Children who do not have an approved relative or guardian generally remain in federal custody. Stabnow’s organization and others are working to provide representation to the children in immigration courts already facing major backlogs.

Republican Gov. Chris Christie said earlier this week he had not received any notice from federal officials about children being placed in the state.
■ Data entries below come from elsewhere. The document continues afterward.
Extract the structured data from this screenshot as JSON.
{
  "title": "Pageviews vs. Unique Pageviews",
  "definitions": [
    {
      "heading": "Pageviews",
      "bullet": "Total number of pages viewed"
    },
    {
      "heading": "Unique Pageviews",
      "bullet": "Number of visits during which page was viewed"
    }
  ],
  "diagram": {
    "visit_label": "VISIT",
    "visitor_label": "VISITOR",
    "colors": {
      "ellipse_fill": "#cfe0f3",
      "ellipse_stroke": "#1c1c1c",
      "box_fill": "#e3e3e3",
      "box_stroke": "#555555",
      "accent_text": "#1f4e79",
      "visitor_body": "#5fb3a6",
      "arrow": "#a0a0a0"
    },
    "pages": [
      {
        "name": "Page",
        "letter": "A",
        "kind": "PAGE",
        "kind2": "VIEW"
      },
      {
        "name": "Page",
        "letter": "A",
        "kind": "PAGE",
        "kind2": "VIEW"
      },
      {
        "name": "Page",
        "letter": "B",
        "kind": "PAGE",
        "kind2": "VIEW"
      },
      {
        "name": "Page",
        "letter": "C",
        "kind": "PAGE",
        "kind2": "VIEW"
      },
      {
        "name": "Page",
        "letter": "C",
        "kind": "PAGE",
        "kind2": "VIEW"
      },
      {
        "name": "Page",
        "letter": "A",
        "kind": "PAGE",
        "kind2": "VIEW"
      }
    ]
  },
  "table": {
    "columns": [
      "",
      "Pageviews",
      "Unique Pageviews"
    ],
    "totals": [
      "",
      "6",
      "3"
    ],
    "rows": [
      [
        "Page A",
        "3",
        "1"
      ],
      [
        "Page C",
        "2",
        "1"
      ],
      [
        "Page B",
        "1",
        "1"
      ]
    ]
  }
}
At a campaign appearance Friday in Chicago with Republican Illinois gubernatorial candidate Bruce Rauner, Christie reiterated his anger at not being notified and accused President Barack Obama’s administration of hiding the information from governors as to how many children were being placed in their states.

He called the administration’s handling of the situation “a monumental failure, beginning with their failure to secure our borders.”

“This president has now had six years to secure our borders and he hasn’t done it,” Christie said.

A message left after business hours for the Department of Health and Human Services, which is overseeing the placements, was not immediately returned.

Elissa Steglich, legal services director for American Friends Service Committee, said the current policies and procedures for children in federal custody have been in place since the mid-1990s, and the numbers of unaccompanied minors fleeing violence in Central American countries have been increasing over the course of several years.

Most procedures related to children, including New Jersey’s child welfare system, prioritize family reunification and family relationships, regardless of immigration status, over keeping children in detention, Steglich said.

“I think this is a child welfare issue, not an immigration one,” Steglich said. “These are children in crisis, being pushed from their homes by violence and instability, and are seeking safe and stable homes, and we should be proud that New Jersey is offering them protection.”

Gayle Kesselman, president of New Jersey Citizens for Immigration Control says children crossing the border alone should not be considered refugees and should be sent back to their countries “as quickly, efficiently and humanely as possible.”